Voi che vivete sicuri
Nelle vostre tiepide case,
Voi che trovate tornando a sera
Il cibo caldo e visi amici:
Considerate se questo è un uomo
Che lavora nel fango
Che non conosce pace
Che lotta per un pezzo di pane
Che muore per un sì o per un no.
Considerate se questa è una donna,
Senza capelli e senza nome
Senza più forza di ricordare
Vuoti gli occhi e freddo il grembo
Come una rana d’inverno.
Meditate che questo è stato:
Vi comando queste parole.
La parola e la memoria. L’una veicola l’altra attraverso la mediazione coinvolgente dell’emozione, rendendo il reading scenico del testo di Primo Levi curato da Daniele Salvo una rappresentazione di potente suggestione.
La lettura drammaturgica di Daniele Salvo, Patrizio Cigliano, Martino Duane e Simone Ciampi di stralci del testo, suddiviso in canti in progressione cronologica, crea un’empatia che sbalza lo spettatore nell’inferno del lager, facendogli percepire il gelo, la fame, la fatica, la paura, la disumanizzazione.
Un racconto corale in cui si intrecciano tutte le voci del campo di lavoro di Monowitz, sorto nel 1942 come distaccamento del campo di concentramento di Auschwitz per utilizzare con maggiore profitto i deportati schiavi presso l’impianto per la produzione di gomma sintetica Buna-Werke.
La voce dell’autore racconta i fatti, esprime pensieri, esterna considerazioni sulla condizione umana e ne descrive l’ineluttabile perdita di umanità. La voce dei nazisti impartisce ordini perentori, declama regole inflessibili e rituali insensati imponendo procedure che privano i prigionieri di connotazione umana cui si sostituisce l’identità numerica impressa sul braccio e quella di categoria espressa dal simbolo cucito sulla divisa (criminale, politico, ebreo). La voce dei prigionieri narra i rapporti tra i deportati, gli assillanti interrogativi sulla sorte dei familiari, le strategie messe in atto per guadagnare qualche piccolo privilegio, gli slanci di solidarietà e amicizia, con l’ausilio delle potenti immagini evocative della miserevole condizione in cui versavano i prigionieri nel campo.

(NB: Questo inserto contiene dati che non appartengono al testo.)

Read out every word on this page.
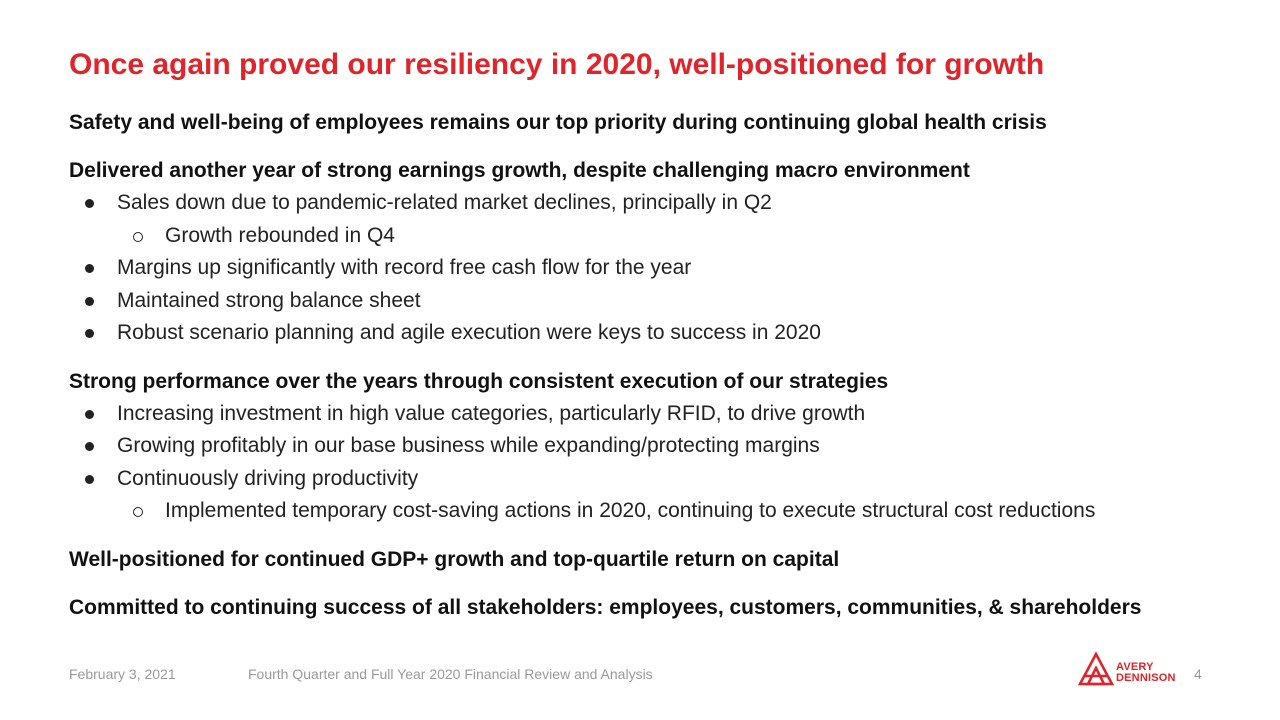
Once again proved our resiliency in 2020, well-positioned for growth
Safety and well-being of employees remains our top priority during continuing global health crisis
Delivered another year of strong earnings growth, despite challenging macro environment
Sales down due to pandemic-related market declines, principally in Q2
Growth rebounded in Q4
Margins up significantly with record free cash flow for the year
Maintained strong balance sheet
Robust scenario planning and agile execution were keys to success in 2020
Strong performance over the years through consistent execution of our strategies
Increasing investment in high value categories, particularly RFID, to drive growth
Growing profitably in our base business while expanding/protecting margins
Continuously driving productivity
Implemented temporary cost-saving actions in 2020, continuing to execute structural cost reductions
Well-positioned for continued GDP+ growth and top-quartile return on capital
Committed to continuing success of all stakeholders: employees, customers, communities, & shareholders
February 3, 2021	Fourth Quarter and Full Year 2020 Financial Review and Analysis	AVERY
DENNISON 4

Da Fossoli ad Auschwitz, in quel febbraio 1944, il lungo viaggio verso l’ignoto è una discesa agli inferi dell’abiezione umana, in cui il passato viene rimosso e il futuro non è previsto, esiste solo la sopravvivenza quotidiana.
Arbeit macht frei (il lavoro rende liberi) è la scritta che campeggia sul cancello d’entrata al campo. Quale lavoro, quale libertà? Sono schiavi ridotti ben presto allo stremo, destinati fin dall’arrivo all’eliminazione in un turnover che punta a sfruttarne fino all’ultima scintilla di energia prima della soluzione finale.
Il racconto si fa poesia col canto di Ulisse, quando lo scrittore in fila per la zuppa recita a un compagno di sventura francese i versi del XXVI canto dell’Inferno dantesco, quelli dell’eroe omerico che stimola i suoi compagni a perseguire la sete di conoscenza.
Primo Levi sopravvisse allo sterminio grazie a due eventi favorevoli. Essere stato assegnato al laboratorio possedendo una laurea in chimica ed essere stato colpito dalla scarlattina all’arrivo dell’Armata Rossa il 27 gennaio 1945, poiché i nazisti avevano evacuato il campo con migliaia di prigionieri lasciando i malati e i moribondi.
‘Distruggere l’uomo è difficile, quasi quanto crearlo: non è stato agevole, non è stato breve, ma ci siete riusciti, tedeschi. Eccoci docili sotto i vostri sguardi: da parte nostra nulla più avete a temere: non atti di rivolta, non parole di sfida, neppure uno sguardo giudice’.
Memoria, letteratura, poesia, innescano l’alchimia di un’alta performance di teatro civile.
La sera della prima il teatro era gremito di ragazzi, ai quali passare il testimone della storia.